I am not sure what provoked me to write today after so many months of avoiding this blog altogether. I guess I wanted to form something coherent for myself since my thoughts seem to be all over the place. Anyway, people keep telling me I am the strongest person they know. I have heard this many times, along with being described as resilient and even superwoman. Yes, I have endured much over the years, and especially recently. I just want to make it clear that I am not the superwoman some seem to think I am. I have an amazing God who never fails and never leaves me. He has given me immeasurable strength and hope for my life. I also have Adalyn who motivates me to go on each day braver than the day before.


I also want to clarify for those who are small minded and judgmental. People do not go through bad things because they are bad people. Some people have chosen to be used by God and live life based on His plan for them. I am one of those people. I asked years ago for God to use me, and he is. Apparently, there is a greater purpose for all of us and a bigger picture most of us cannot understand or even realize. So, when you see someone going through one trial after another, remember, "Not only so, but we also glory in our sufferings, because we know that suffering produces perseverance;  perseverance, character; and character, hope," (Romans 5:3-4). 
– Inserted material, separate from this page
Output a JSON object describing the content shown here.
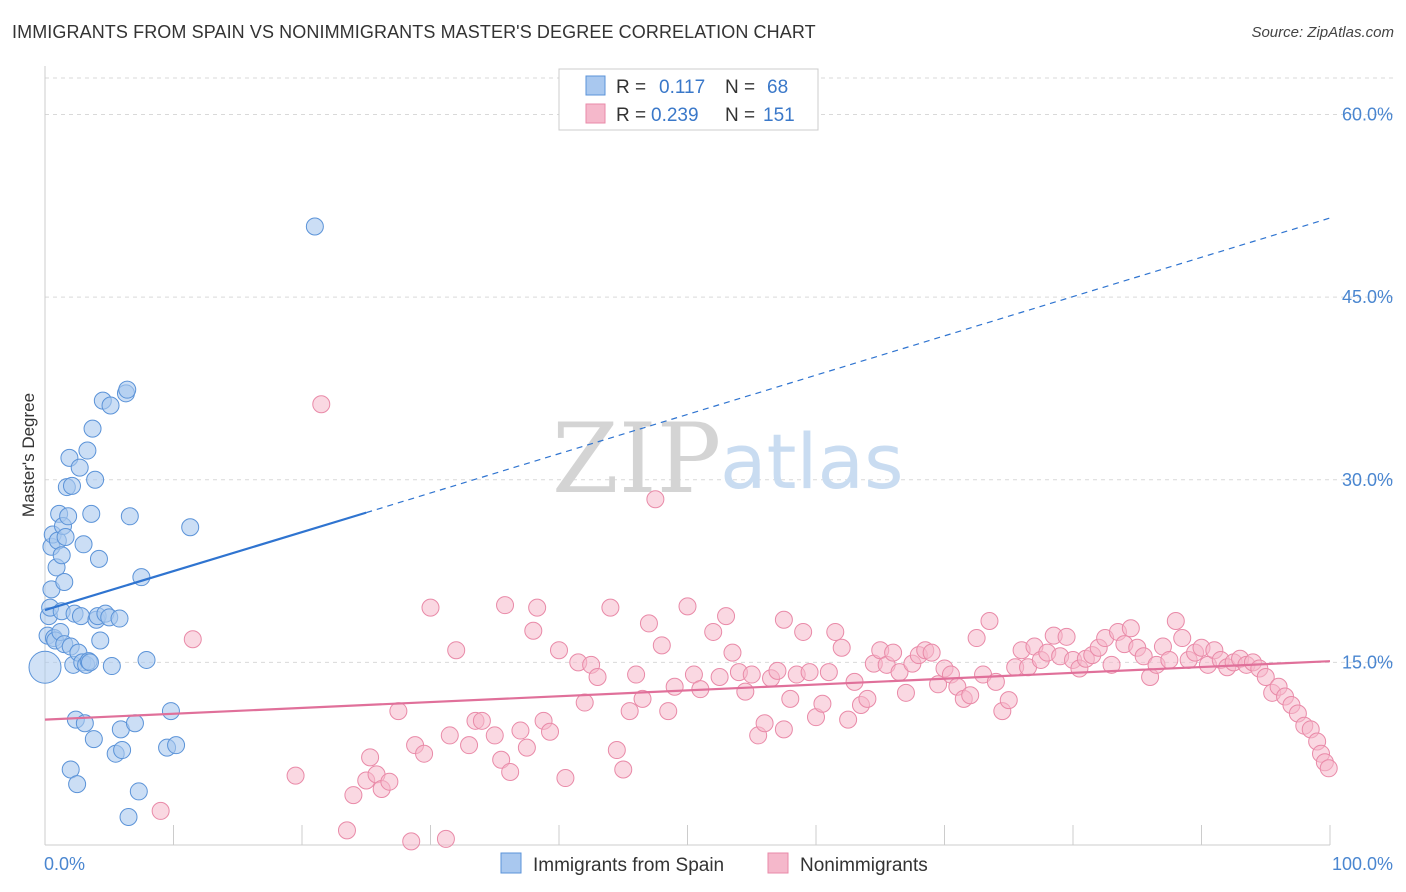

I choose to be grateful for all I have been through, because with all of it I am being molded into the person God wants me to be. I am the mother Adalyn needs me to be, and forever will be. I know that I can endure great pain. I have learned that trying to plan my own life doesn't work, and God will do whatever it takes to get you back on the path he wants you on. I have also come to realize just how wonderful people can be too, even though monsters were also revealed to me. I guess this is my declaration that I am no longer a victim. I will not raise my daughter to be a victim, and I refuse to let my trauma leave me wounded and fearful. I will no longer let my mind wander into paranoia and doubt. This is the end of the streak. I am living my life how God intended. I was lost, but now am found. 


Truth is, I would be nothing without the strength that God has given me. I have had to learn how to have faith again, and I have had to learn that my plans are nothing. I still struggle with forgiveness, but maybe I can write about that another day. I just needed to say this.